Rabbi Dalia Marx (PhD.), tenth generation in Jerusalem. Marx has earned her doctorate at the Hebrew University in Jerusalem and her rabbinic ordination at HUC-JIR, the Reform seminary, in Jerusalem and Cincinnati (2003).
Marx is an assistant professor for Liturgy and Midrash at Hebrew Union College in Jerusalem. She teaches in various academic institutions in Israel and Europe. She is involved in various research groups and is active in voicing progressive Judaism in Israel. She writes for academic journals as well as in the Israeli press and is engaged in creating new liturgies.

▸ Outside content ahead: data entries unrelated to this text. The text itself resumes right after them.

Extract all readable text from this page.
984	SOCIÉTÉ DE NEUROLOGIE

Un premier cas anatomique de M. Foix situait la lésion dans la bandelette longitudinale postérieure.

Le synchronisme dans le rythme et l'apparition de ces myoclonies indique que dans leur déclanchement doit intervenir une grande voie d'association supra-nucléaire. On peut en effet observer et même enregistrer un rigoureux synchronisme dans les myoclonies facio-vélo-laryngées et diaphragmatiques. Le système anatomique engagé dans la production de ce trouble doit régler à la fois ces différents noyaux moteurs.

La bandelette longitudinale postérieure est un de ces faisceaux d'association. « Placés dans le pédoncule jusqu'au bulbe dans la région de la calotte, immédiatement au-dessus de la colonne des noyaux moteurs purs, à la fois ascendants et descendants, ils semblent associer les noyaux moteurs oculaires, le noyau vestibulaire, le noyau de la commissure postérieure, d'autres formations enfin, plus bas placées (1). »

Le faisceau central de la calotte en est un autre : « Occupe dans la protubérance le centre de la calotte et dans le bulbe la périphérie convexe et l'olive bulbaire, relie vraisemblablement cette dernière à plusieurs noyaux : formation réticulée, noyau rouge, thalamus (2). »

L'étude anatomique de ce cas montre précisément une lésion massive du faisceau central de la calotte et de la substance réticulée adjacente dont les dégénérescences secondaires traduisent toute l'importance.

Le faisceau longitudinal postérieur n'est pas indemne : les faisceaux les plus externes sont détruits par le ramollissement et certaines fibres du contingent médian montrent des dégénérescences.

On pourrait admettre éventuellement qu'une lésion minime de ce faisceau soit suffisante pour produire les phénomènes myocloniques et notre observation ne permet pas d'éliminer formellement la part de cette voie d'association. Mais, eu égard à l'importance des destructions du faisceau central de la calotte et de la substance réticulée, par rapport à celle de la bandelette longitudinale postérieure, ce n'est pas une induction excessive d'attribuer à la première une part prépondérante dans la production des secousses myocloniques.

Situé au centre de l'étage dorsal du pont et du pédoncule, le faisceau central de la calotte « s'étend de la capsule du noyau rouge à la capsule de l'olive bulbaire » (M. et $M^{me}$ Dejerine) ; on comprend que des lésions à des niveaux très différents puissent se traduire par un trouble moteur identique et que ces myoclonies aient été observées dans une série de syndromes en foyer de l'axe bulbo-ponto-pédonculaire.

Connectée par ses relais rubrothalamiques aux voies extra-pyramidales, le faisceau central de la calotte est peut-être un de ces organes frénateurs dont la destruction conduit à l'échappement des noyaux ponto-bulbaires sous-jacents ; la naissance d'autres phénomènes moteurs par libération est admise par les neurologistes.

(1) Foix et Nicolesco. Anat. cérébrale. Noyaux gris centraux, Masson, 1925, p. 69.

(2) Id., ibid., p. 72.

Ursula Rudnick (PhD.), is a Lutheran Theologian. She studied Protestant Theology at the Universities of Tübingen and Göttingen where she earned an M.A. She received a second M.A. and a Ph.D. from the Jewish Theological Seminary of America in New York. After her ordination as a Lutheran minister in the Evangelical Church of Hanover, she taught at the Universities of Aachen and Hanover where she is a professor at the Institute of Theology and Comparative Religion. Furthermore, she serves as a consultant for Jewish-Christian Relations of the Evangelical Church of Hanover. Ursula Rudnick has worked in Jewish-Christian relations for many years: locally, in the region of Lower Saxony, national as well as international. She has published extensively in the field of Jewish-Christian relations.